More than one LDAP Server support

[loetmann]

Describe the solution you'd like
I would like to see support for more than one LDAP server. Think for example of a school: We have one domain for the administrativ staff and one for the educational environment (classrooms, teachers, pupils etc.). They are running in two different isolated networks. While the sinpe-it users are located in the administrative domain, the persons behind asset-requests would ble in the edu-net.

Describe alternatives you've considered
AD Federation. But this is a mess having MS AD and Samba 4 AD domains :-(. Regarding the example above there are also heavy security concerns.

Additional context
An alternative would be support for SAML. ;-)

[stale]

Is this still relevant? We haven't heard from anyone in a bit. If so, please comment with any updates or additional detail.
This issue has been automatically marked as stale because it has not had recent activity. It will be closed if no further activity occurs. Don't take it personally, we just need to keep a handle on things. Thank you for your contributions!

[stale]

This issue has been automatically closed because it has not had recent activity. If you believe this is still an issue, please confirm that this issue is still happening in the most recent version of Snipe-IT and reply to this thread to re-open it.

[6570]

We have this issue as well; using LDAP to try to sync users but Google Workspace has our users split up by domain name (dc=example,dc=com; dc=example2,dc=com; dc=example3,dc=co) so we need a way to either specify multiple directories or multiple bases in order to move away from managing users manually

[6570]

@snipe Would it be possible to have this issue reopened? #6685 seems to be for more for fallback/load-balancing whilst this would be multiple LDAP sources

[jessenoyes-cire]

I'd like to second having this issue reopened. Having multiple LDAP sources would save us a tonne of manual intervention, as we have 2 domains in our AD forest.

[OMFCP]

Ran into a similar issue trying to get my child domains to sync via ldap. To get the users in my child domains to sync all I had to do was add the port for the ldap global catalog server connection 3268 to the end of my ldap server entry in the settings. I looked like ldap://server.domain:3268 and it immediately pulled in all users from all of my child domains.

[6570]

@OMFCP Is that with Google Workspace?

[OMFCP]

@OMFCP Is that with Google Workspace?

Sadly it is not.
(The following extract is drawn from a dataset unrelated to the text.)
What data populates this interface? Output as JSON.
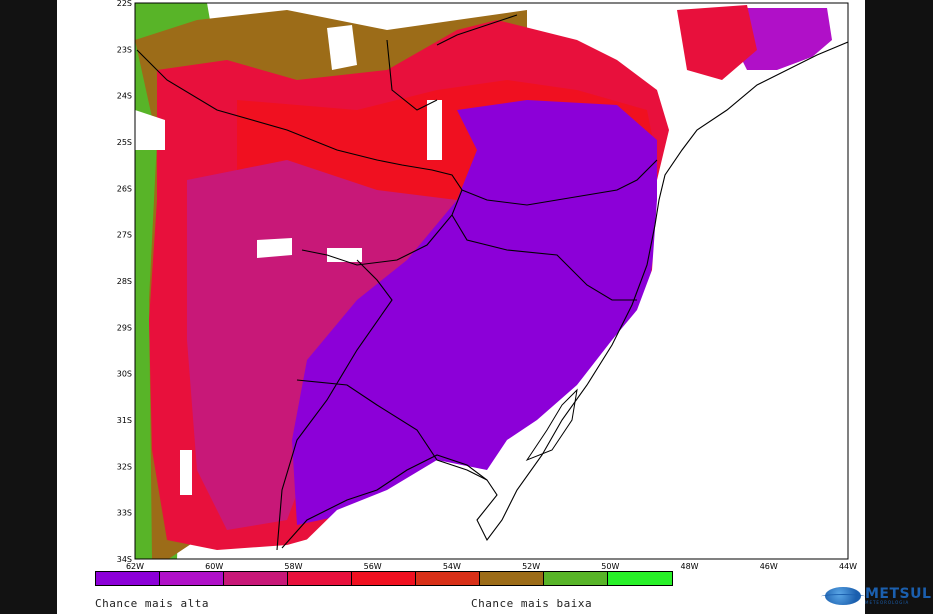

What I did find though is that if I set up my different child domains as "Companies" i could define the child domain path (dc=child,dc=parnent,dc=local) as the search OU path to correctly group my users. as far as having what appears to be 3 separate domains in Google Workspace from your earlier post (dc=example,dc=com; dc=example2,dc=com; dc=example3,dc=co), I'm not sure.

[OMFCP]

@OMFCP Is that with Google Workspace?

Not sure if this would help but when adding a directory in your Directory Sync to sync Workspace with your On-Prem LDAP server you could try to point it to a Global Catalog, add the port 3268, and see if it changes how it shows up in your Google Workspace. It might add them as child domains instead of multiple "parent" domains.

[devinbaeten]

In our organization we have two domains, one for students and one for staff. Right now I have to manually sync students and staff separately. It would be much appreciated if we could have multiple LDAP configurations at once.